Gina Miller's call to abolish the regulator based on 'bad ideas'

The activist told the FT that charities should be run like businesses, without separate regulation; but her views are based on 'an incorrect reading of charity law', according to the NCVO

Gina Miller
Gina Miller

Calls by the activist Gina Miller for the Charity Commission to be abolished are based on "bad ideas" and "an incorrect reading of charity law", sector figures have said.

In an interview in the Financial Times newspaper, Miller said charities should be run like businesses, without separate regulation, and hinted that she knew of further safeguarding problems in the sector that had not yet come to light.

She called for the rich to give more to smaller charities, but added that the commission should stop new charities from registering if similar organisations already existed.

Miller has long criticised the sector, to the latter's consternation. In 2015, her charity the True and Fair Foundation published a report that claimed one in five charities spent less than half of their income on charitable activities. The following year it published another calling for an inquiry into the efficiency of the sector.

Both reports were criticised by the sector for alleged misrepresentation and inaccuracy.

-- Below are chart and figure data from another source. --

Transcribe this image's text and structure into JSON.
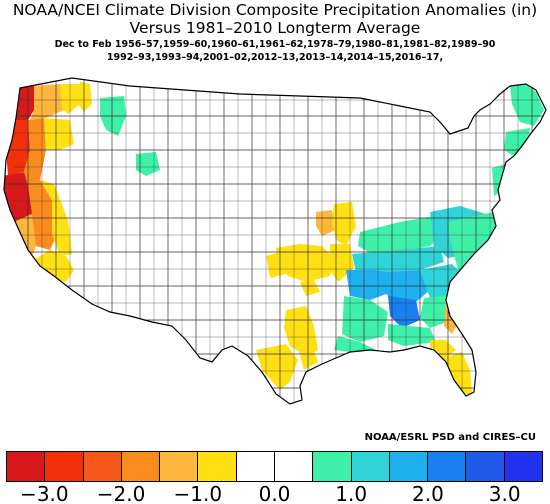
{
  "title": {
    "line1": "NOAA/NCEI Climate Division Composite Precipitation Anomalies (in)",
    "line2": "Versus 1981–2010 Longterm Average",
    "years_line1": "Dec to Feb  1956–57,1959–60,1960–61,1961–62,1978–79,1980–81,1981–82,1989–90",
    "years_line2": "1992–93,1993–94,2001–02,2012–13,2013–14,2014–15,2016–17,"
  },
  "credit": "NOAA/ESRL PSD and CIRES–CU",
  "legend": {
    "colors": [
      "#d7191c",
      "#f2300a",
      "#f7581a",
      "#fa8c1e",
      "#fcb73c",
      "#ffe012",
      "#ffffff",
      "#ffffff",
      "#3ff0a8",
      "#2fd4d8",
      "#1fb0f0",
      "#1a7ff0",
      "#1f5ae8",
      "#2233f0"
    ],
    "ticks": [
      {
        "label": "−3.0",
        "value": -3.0
      },
      {
        "label": "−2.0",
        "value": -2.0
      },
      {
        "label": "−1.0",
        "value": -1.0
      },
      {
        "label": "0.0",
        "value": 0.0
      },
      {
        "label": "1.0",
        "value": 1.0
      },
      {
        "label": "2.0",
        "value": 2.0
      },
      {
        "label": "3.0",
        "value": 3.0
      }
    ],
    "min": -3.5,
    "max": 3.5
  }
}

In the interview published this week, Miller is quoted as saying: "There shouldn’t actually be a regulator, in my view, because [a charity is] just a different type of business."

She argued that regulating charities as businesses would increase scrutiny on areas such as overheads, executive pay and safeguarding, according to the FT, adding that "the job of a charity is to do yourself out of a job; that is it. It’s not complicated."

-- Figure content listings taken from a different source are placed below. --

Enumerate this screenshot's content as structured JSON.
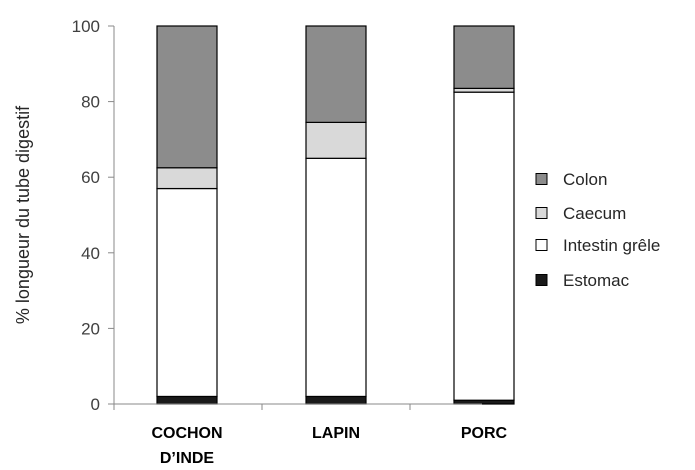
{
  "chart_data": {
    "type": "bar",
    "stacked": true,
    "ylabel": "% longueur du tube digestif",
    "xlabel": "",
    "ylim": [
      0,
      100
    ],
    "yticks": [
      0,
      20,
      40,
      60,
      80,
      100
    ],
    "categories": [
      [
        "COCHON",
        "D’INDE"
      ],
      [
        "LAPIN"
      ],
      [
        "PORC"
      ]
    ],
    "series": [
      {
        "name": "Estomac",
        "color": "#1a1a1a",
        "values": [
          2,
          2,
          1
        ]
      },
      {
        "name": "Intestin grêle",
        "color": "#ffffff",
        "values": [
          55,
          63,
          81.5
        ]
      },
      {
        "name": "Caecum",
        "color": "#d9d9d9",
        "values": [
          5.5,
          9.5,
          1
        ]
      },
      {
        "name": "Colon",
        "color": "#8c8c8c",
        "values": [
          37.5,
          25.5,
          16.5
        ]
      }
    ],
    "legend_order": [
      "Colon",
      "Caecum",
      "Intestin grêle",
      "Estomac"
    ],
    "legend_position": "right",
    "grid": false
  }
}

Miller said that if she were to produce a report on the sector’s safeguarding issues "the sector would be in such trouble", but instead she was working behind the scenes to improve things.

There was a lack of collaboration among charities, which viewed each other as competitors, she said, and the proliferation of charities duplicating each others’ work was encouraged by "lawyers, the accountants and philanthropy advisers", hoping to profit from administration fees.

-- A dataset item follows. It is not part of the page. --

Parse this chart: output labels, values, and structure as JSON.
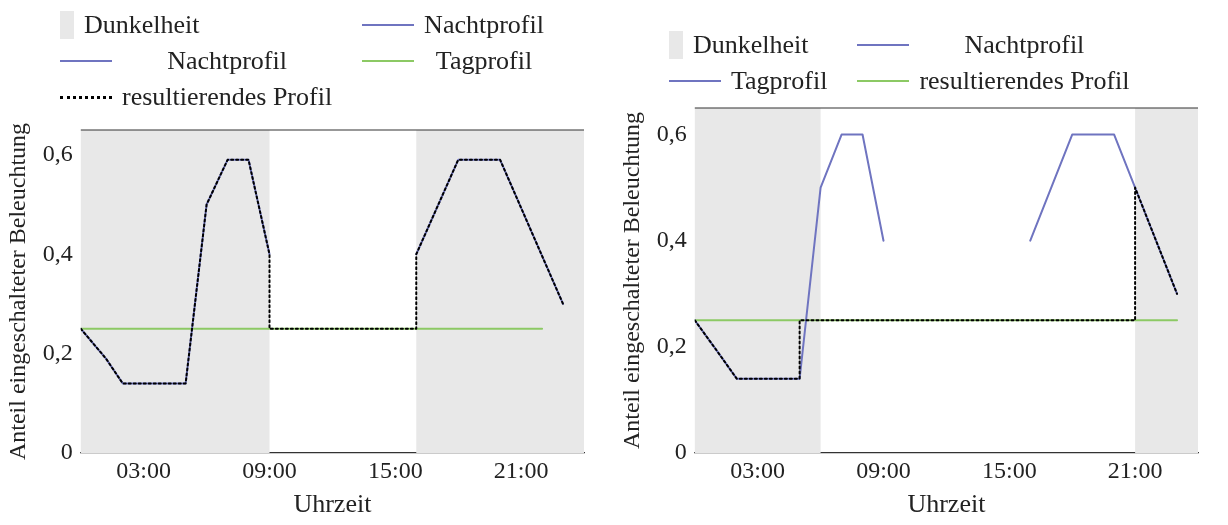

In a statement, a Charity Commission spokeswoman said: "Robust, independent research tells us that the public value charity regulation.

"People’s attitudes towards charity vary, but almost everyone expects charities to demonstrate a higher standard of conduct and behaviour than other organisations and expect the commission as regulator to hold charities to account against those expectations.

"So Ms Miller’s view that charities should be treated as for-profit businesses is out of step with the vast majority of the British public, on whose support and confidence charities rely."

On Twitter, Karl Wilding, director of public policy and volunteering at the National Council for Voluntary Organisations, said: "Miller’s argument is based on an incorrect reading of charity law. It’s not simply about relief of the poor."

He told Third Sector: "Gina Miller is asking legitimate questions, but the conclusions that she draws are profoundly wrong. The statement that charities are just another form of business is a fundamental misunderstanding of why charities exist and how they work.

"And her idea that charities should aim ‘do yourself out of a job’ ignores much of what we are about.

"Would society be better off if the Ramblers, Kentish Town City Farm or St John Ambulance closed? I would welcome the opportunity to work with Ms Miller to identify how we can best help the causes that we all care about."

Kristiana Wrixon, head of policy at the sector leaders body Acevo, tweeted that she was not attacking Miller personally but said she "strongly disagreed" with Miller’s views.

On the idea that charities should all aim to put themselves out of business, Wrixon said: "It depends on what kind of charity you are: yes if you deal with homelessness, no if you are the Guides."

David Floyd, managing director of the social change research CIC Social Spider, tweeted: "Sadly, there's lots of people who have bad ideas about charities expressed in banal sweeping statements but (while admirable in others ways) Gina Miller is the UK market leader in bad ideas about charities that are simultaneously banal and internally contradictory."